Cette compréhension à deux niveaux (études de genre universitaires appréciables d’un côté, idéologie militante condamnable de l’autre) marque en tout cas l’évolution la plus significative dans la compréhension catholique de langue française des études de genre. C’est la position qu’on retrouve dans le dernier document des évêques français produit par son « Conseil Famille » (février 2014) :
« [I]l faut distinguer les gender studies et la dite « gender theory », qui est en fait une idéologie, la gender ideology. Les gender studies sont des études, souvent sociologiques. Elles étudient les rôles sociaux des hommes et des femmes en particulier sous l’angle des inégalités et des rapports de pouvoir [...] Ces études relèvent du bon sens, de même que la distinction entre sexe et genre. [...] Mais lorsqu’on passe de la distinction à la dissociation, l’on entre dans l’idéologie. S’il est impropre de parler de théorie du genre, on peut parler d’idéologie. L’idéologie du genre existe, la « théorie » n’existe pas. » [34]

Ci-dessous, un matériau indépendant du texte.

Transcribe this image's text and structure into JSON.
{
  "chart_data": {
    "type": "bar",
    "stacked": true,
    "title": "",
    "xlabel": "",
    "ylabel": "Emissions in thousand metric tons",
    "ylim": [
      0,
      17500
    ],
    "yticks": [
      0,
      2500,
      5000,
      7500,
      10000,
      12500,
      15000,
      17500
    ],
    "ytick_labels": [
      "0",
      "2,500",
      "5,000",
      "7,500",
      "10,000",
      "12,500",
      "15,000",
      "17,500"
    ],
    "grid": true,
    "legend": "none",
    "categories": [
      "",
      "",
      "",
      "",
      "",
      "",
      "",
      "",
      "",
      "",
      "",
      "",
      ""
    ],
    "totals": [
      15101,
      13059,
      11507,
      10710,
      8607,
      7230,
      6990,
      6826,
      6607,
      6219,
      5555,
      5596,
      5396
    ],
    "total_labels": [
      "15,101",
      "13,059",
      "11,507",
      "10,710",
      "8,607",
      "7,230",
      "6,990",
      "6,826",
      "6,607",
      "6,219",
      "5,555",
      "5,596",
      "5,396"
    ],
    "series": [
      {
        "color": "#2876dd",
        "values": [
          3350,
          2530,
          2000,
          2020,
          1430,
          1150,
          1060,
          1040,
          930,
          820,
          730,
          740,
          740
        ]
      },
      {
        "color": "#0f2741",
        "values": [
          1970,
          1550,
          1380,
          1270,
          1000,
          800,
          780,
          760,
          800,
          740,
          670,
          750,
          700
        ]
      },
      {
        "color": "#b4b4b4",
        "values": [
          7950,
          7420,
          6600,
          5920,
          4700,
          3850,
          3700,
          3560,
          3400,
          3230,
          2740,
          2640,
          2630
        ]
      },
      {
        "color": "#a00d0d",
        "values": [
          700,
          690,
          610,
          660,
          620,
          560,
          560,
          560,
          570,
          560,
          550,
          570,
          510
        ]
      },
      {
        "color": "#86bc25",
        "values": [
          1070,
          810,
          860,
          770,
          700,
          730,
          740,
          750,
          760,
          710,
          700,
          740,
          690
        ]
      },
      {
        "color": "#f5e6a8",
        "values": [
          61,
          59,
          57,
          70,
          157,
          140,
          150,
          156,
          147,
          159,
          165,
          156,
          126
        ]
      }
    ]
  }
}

En définitive, de nombreuses questions demeurent. Après avoir popularisé l’expression « théorie du genre » en laissant des acteurs catholiques la diffuser, l’institution, du moins en France, semble aujourd’hui prendre ses distances. S’agit-il d’esquisser une transition ? Cette inflexion, peut-être stratégique, permettra-t-elle de sortir de la condamnation aveugle d’un champ académique de plus en plus institué et reconnu ? Ces textes marquent-ils, au contraire, une volonté de reprise en main sur un terrain plus intellectuel que polémique du problème par l’institution catholique ? Jusqu’à présent, seules quelques contributions isolées ont cherché à importer les concepts des études de genre dans le champ propre de la théologie et de la morale chrétiennes. Il s’agit peut-être du terrain le plus crucial à présent. C’est là où peut se jouer une acculturation du concept de genre qui ne soit pas un énième débat sur la compatibilité du genre avec l’anthropologie chrétienne, mais l’utilisation du concept dans les études sur les textes sacrés et dans les sciences religieuses.